= Hash House Bikers =

International Group of Non-competitive Bicycling Club

Hash House Bikers (also known as bike hashers, or bashers) is an international group of non-competitive bicycling, social, and drinking clubs referred to as chapters or kennels. An event organized by a kennel is known as a bike bash or bash, with participants often calling themselves bashers. Bike hashing is an offshoot of the popular Hash House Harriers running club.

The concept of bike hashing is not new. Walter Rye, President of Thames Hare and Hounds, likely alluded to it in 1887, not long after introduction of the safety bicycle:
"Another feature which has tended to lower the sport, is the ridiculous number of prizes given in steeplechases, and the 'pewters' and medals presented to the first men in, or first bicyclist in, and so on, in ordinary runs."

Singapore Bike Hash has claims to be the longest-running bike hash chapter or kennel in the world, having started in July 1989 and still active today.

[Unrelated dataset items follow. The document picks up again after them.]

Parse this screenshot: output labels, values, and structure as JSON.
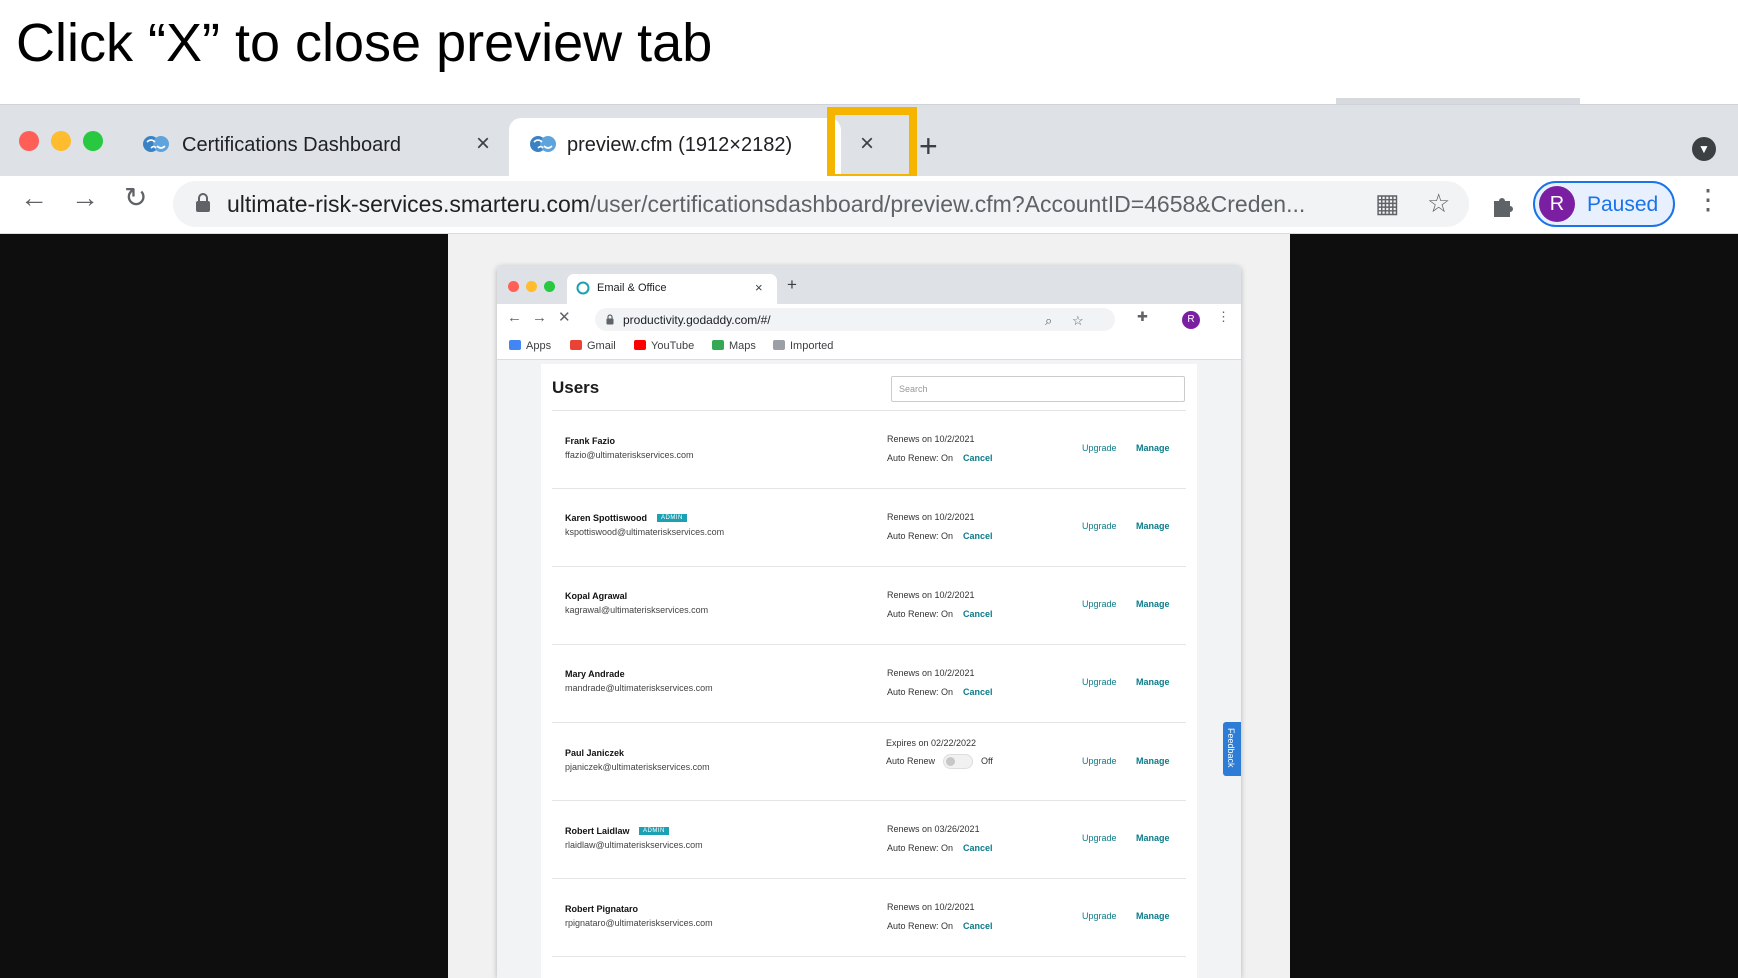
{
  "instruction": "Click “X” to close preview tab",
  "colors": {
    "highlight": "#f5b400",
    "accent": "#1a73e8",
    "teal_link": "#0b7c8a",
    "admin_badge": "#1ba1b3"
  },
  "browser": {
    "tabs": [
      {
        "title": "Certifications Dashboard",
        "icon": "brain-icon",
        "close_label": "×"
      },
      {
        "title": "preview.cfm (1912×2182)",
        "icon": "brain-icon",
        "close_label": "×",
        "active": true
      }
    ],
    "new_tab_label": "+",
    "url_host": "ultimate-risk-services.smarteru.com",
    "url_path": "/user/certificationsdashboard/preview.cfm?AccountID=4658&Creden...",
    "profile": {
      "initial": "R",
      "status": "Paused"
    }
  },
  "inner_browser": {
    "tab_title": "Email & Office",
    "close_label": "×",
    "new_tab_label": "+",
    "url": "productivity.godaddy.com/#/",
    "avatar_initial": "R",
    "bookmarks": [
      "Apps",
      "Gmail",
      "YouTube",
      "Maps",
      "Imported"
    ]
  },
  "page": {
    "title": "Users",
    "search_placeholder": "Search",
    "users": [
      {
        "name": "Frank Fazio",
        "email": "ffazio@ultimateriskservices.com",
        "admin": false,
        "renewal": "Renews on 10/2/2021",
        "auto_renew": "Auto Renew: On",
        "cancel": "Cancel",
        "upgrade": "Upgrade",
        "manage": "Manage"
      },
      {
        "name": "Karen Spottiswood",
        "email": "kspottiswood@ultimateriskservices.com",
        "admin": true,
        "badge": "ADMIN",
        "renewal": "Renews on 10/2/2021",
        "auto_renew": "Auto Renew: On",
        "cancel": "Cancel",
        "upgrade": "Upgrade",
        "manage": "Manage"
      },
      {
        "name": "Kopal Agrawal",
        "email": "kagrawal@ultimateriskservices.com",
        "admin": false,
        "renewal": "Renews on 10/2/2021",
        "auto_renew": "Auto Renew: On",
        "cancel": "Cancel",
        "upgrade": "Upgrade",
        "manage": "Manage"
      },
      {
        "name": "Mary Andrade",
        "email": "mandrade@ultimateriskservices.com",
        "admin": false,
        "renewal": "Renews on 10/2/2021",
        "auto_renew": "Auto Renew: On",
        "cancel": "Cancel",
        "upgrade": "Upgrade",
        "manage": "Manage"
      },
      {
        "name": "Paul Janiczek",
        "email": "pjaniczek@ultimateriskservices.com",
        "admin": false,
        "renewal": "Expires on 02/22/2022",
        "auto_renew": "Auto Renew",
        "toggle_state": "Off",
        "upgrade": "Upgrade",
        "manage": "Manage"
      },
      {
        "name": "Robert Laidlaw",
        "email": "rlaidlaw@ultimateriskservices.com",
        "admin": true,
        "badge": "ADMIN",
        "renewal": "Renews on 03/26/2021",
        "auto_renew": "Auto Renew: On",
        "cancel": "Cancel",
        "upgrade": "Upgrade",
        "manage": "Manage"
      },
      {
        "name": "Robert Pignataro",
        "email": "rpignataro@ultimateriskservices.com",
        "admin": false,
        "renewal": "Renews on 10/2/2021",
        "auto_renew": "Auto Renew: On",
        "cancel": "Cancel",
        "upgrade": "Upgrade",
        "manage": "Manage"
      }
    ],
    "feedback_label": "Feedback"
  }
}
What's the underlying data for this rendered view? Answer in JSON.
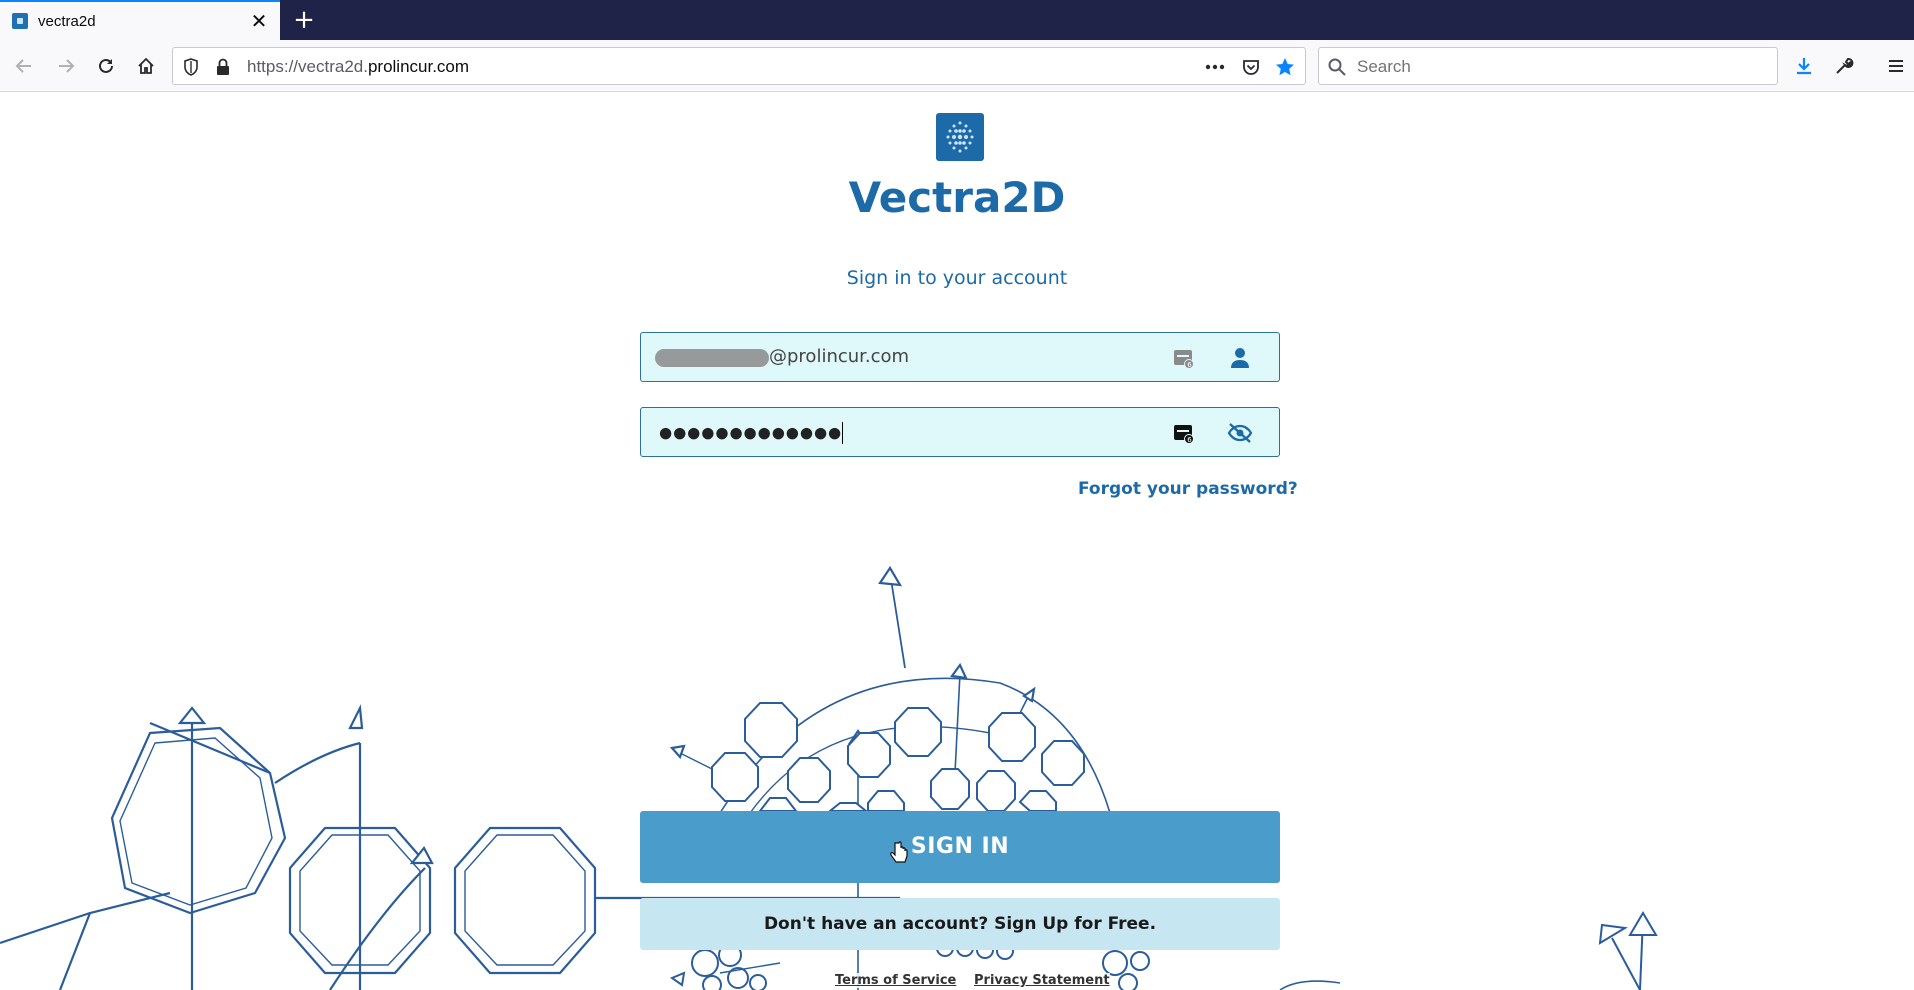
{
  "browser": {
    "tab": {
      "title": "vectra2d",
      "close_glyph": "✕",
      "favicon": "vectra2d-favicon"
    },
    "new_tab_glyph": "+",
    "url": {
      "prefix": "https://vectra2d.",
      "domain": "prolincur.com"
    },
    "search_placeholder": "Search",
    "icons": {
      "back": "arrow-left-icon",
      "forward": "arrow-right-icon",
      "reload": "reload-icon",
      "home": "home-icon",
      "tracking": "shield-icon",
      "lock": "lock-icon",
      "more": "ellipsis-icon",
      "pocket": "pocket-icon",
      "bookmark": "star-icon",
      "download": "download-icon",
      "tools": "wrench-icon",
      "menu": "hamburger-icon"
    },
    "colors": {
      "tabbar": "#1f2347",
      "accent": "#0a84ff"
    }
  },
  "page": {
    "brand": "Vectra2D",
    "subtitle": "Sign in to your account",
    "email": {
      "value_visible": "@prolincur.com"
    },
    "password": {
      "value": "●●●●●●●●●●●●●"
    },
    "forgot_password": "Forgot your password?",
    "sign_in": "SIGN IN",
    "sign_up": "Don't have an account? Sign Up for Free.",
    "footer": {
      "terms": "Terms of Service",
      "privacy": "Privacy Statement"
    },
    "colors": {
      "brand": "#1d6aa8",
      "button": "#4a9ccb",
      "field_bg": "#dff8fa",
      "signup_bg": "#c6e6f2"
    }
  }
}
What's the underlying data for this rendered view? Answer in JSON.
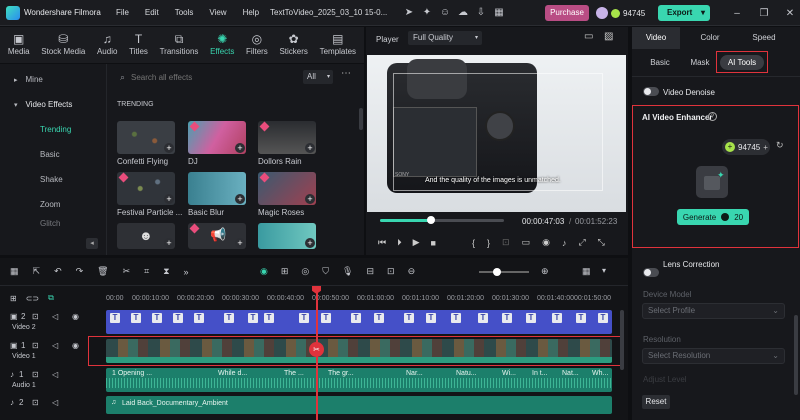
{
  "app": {
    "name": "Wondershare Filmora",
    "menus": [
      "File",
      "Edit",
      "Tools",
      "View",
      "Help"
    ],
    "project_title": "TextToVideo_2025_03_10 15-0...",
    "purchase": "Purchase",
    "credits": "94745",
    "export": "Export"
  },
  "media_tabs": [
    {
      "label": "Media",
      "icon": "media-icon"
    },
    {
      "label": "Stock Media",
      "icon": "stock-media-icon"
    },
    {
      "label": "Audio",
      "icon": "audio-icon"
    },
    {
      "label": "Titles",
      "icon": "titles-icon"
    },
    {
      "label": "Transitions",
      "icon": "transitions-icon"
    },
    {
      "label": "Effects",
      "icon": "effects-icon",
      "active": true
    },
    {
      "label": "Filters",
      "icon": "filters-icon"
    },
    {
      "label": "Stickers",
      "icon": "stickers-icon"
    },
    {
      "label": "Templates",
      "icon": "templates-icon"
    }
  ],
  "effects": {
    "nav": {
      "mine": "Mine",
      "video_effects": "Video Effects",
      "items": [
        "Trending",
        "Basic",
        "Shake",
        "Zoom",
        "Glitch"
      ]
    },
    "search_placeholder": "Search all effects",
    "filter": "All",
    "section": "TRENDING",
    "items": [
      "Confetti Flying",
      "DJ",
      "Dollors Rain",
      "Festival Particle ...",
      "Basic Blur",
      "Magic Roses",
      "",
      "",
      ""
    ]
  },
  "player": {
    "label": "Player",
    "quality": "Full Quality",
    "subtitle": "And the quality of the images is unmatched.",
    "current_time": "00:00:47:03",
    "total_time": "00:01:52:23",
    "camera_brand": "SONY"
  },
  "right_panel": {
    "tabs": [
      "Video",
      "Color",
      "Speed"
    ],
    "subtabs": [
      "Basic",
      "Mask",
      "AI Tools"
    ],
    "video_denoise": "Video Denoise",
    "enhancer_title": "AI Video Enhancer",
    "credits": "94745",
    "generate": "Generate",
    "generate_cost": "20",
    "lens_correction": "Lens Correction",
    "device_model_label": "Device Model",
    "device_model_placeholder": "Select Profile",
    "resolution_label": "Resolution",
    "resolution_placeholder": "Select Resolution",
    "adjust_label": "Adjust Level",
    "reset": "Reset",
    "colors": {
      "accent": "#39d6b0",
      "highlight": "#e0333c"
    }
  },
  "timeline": {
    "ruler": [
      "00:00",
      "00:00:10:00",
      "00:00:20:00",
      "00:00:30:00",
      "00:00:40:00",
      "00:00:50:00",
      "00:01:00:00",
      "00:01:10:00",
      "00:01:20:00",
      "00:01:30:00",
      "00:01:40:00",
      "00:01:50:00"
    ],
    "tracks": [
      {
        "num": "2",
        "label": "Video 2"
      },
      {
        "num": "1",
        "label": "Video 1"
      },
      {
        "num": "1",
        "label": "Audio 1"
      },
      {
        "num": "2",
        "label": "Audio 2"
      }
    ],
    "audio_clips": [
      "1 Opening ...",
      "While d...",
      "The ...",
      "The gr...",
      "Nar...",
      "Natu...",
      "Wi...",
      "In t...",
      "Nat...",
      "Wh..."
    ],
    "music": "Laid Back_Documentary_Ambient"
  }
}
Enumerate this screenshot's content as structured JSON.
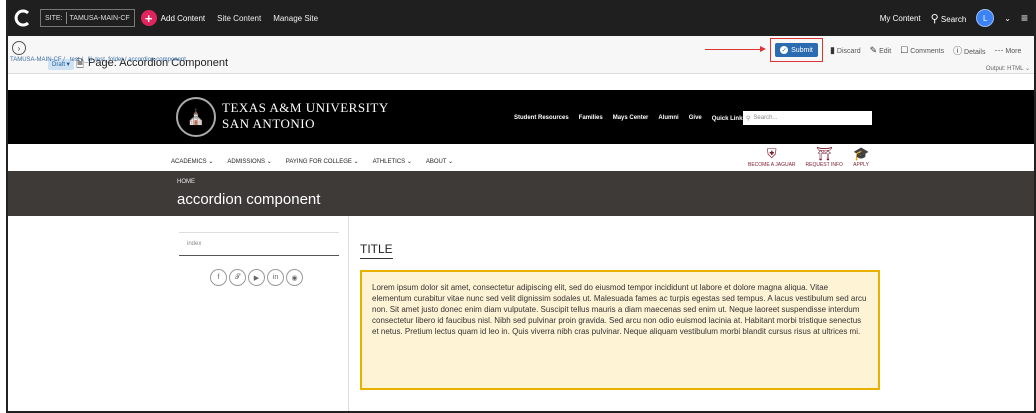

Bangkok Hash House Bikers is not far behind, having been formed in 1992 and attracting a strong contingent every month.

The Orlando Bike-O-Psycho bike hash started in July 1991 after Other Orlando Hash-House Harriers (O2H3) "ran" a few hashes on bikes, the last being their run #257 earlier in June. Don Burlinson, aka Missing Link, had an "aha" moment and decided to form a separate bike hash kennel. He collaborated with two hashers who were proprietors of a local bike shop, Cycle Path, and started the bash: the first bike hash kennel in the western hemisphere.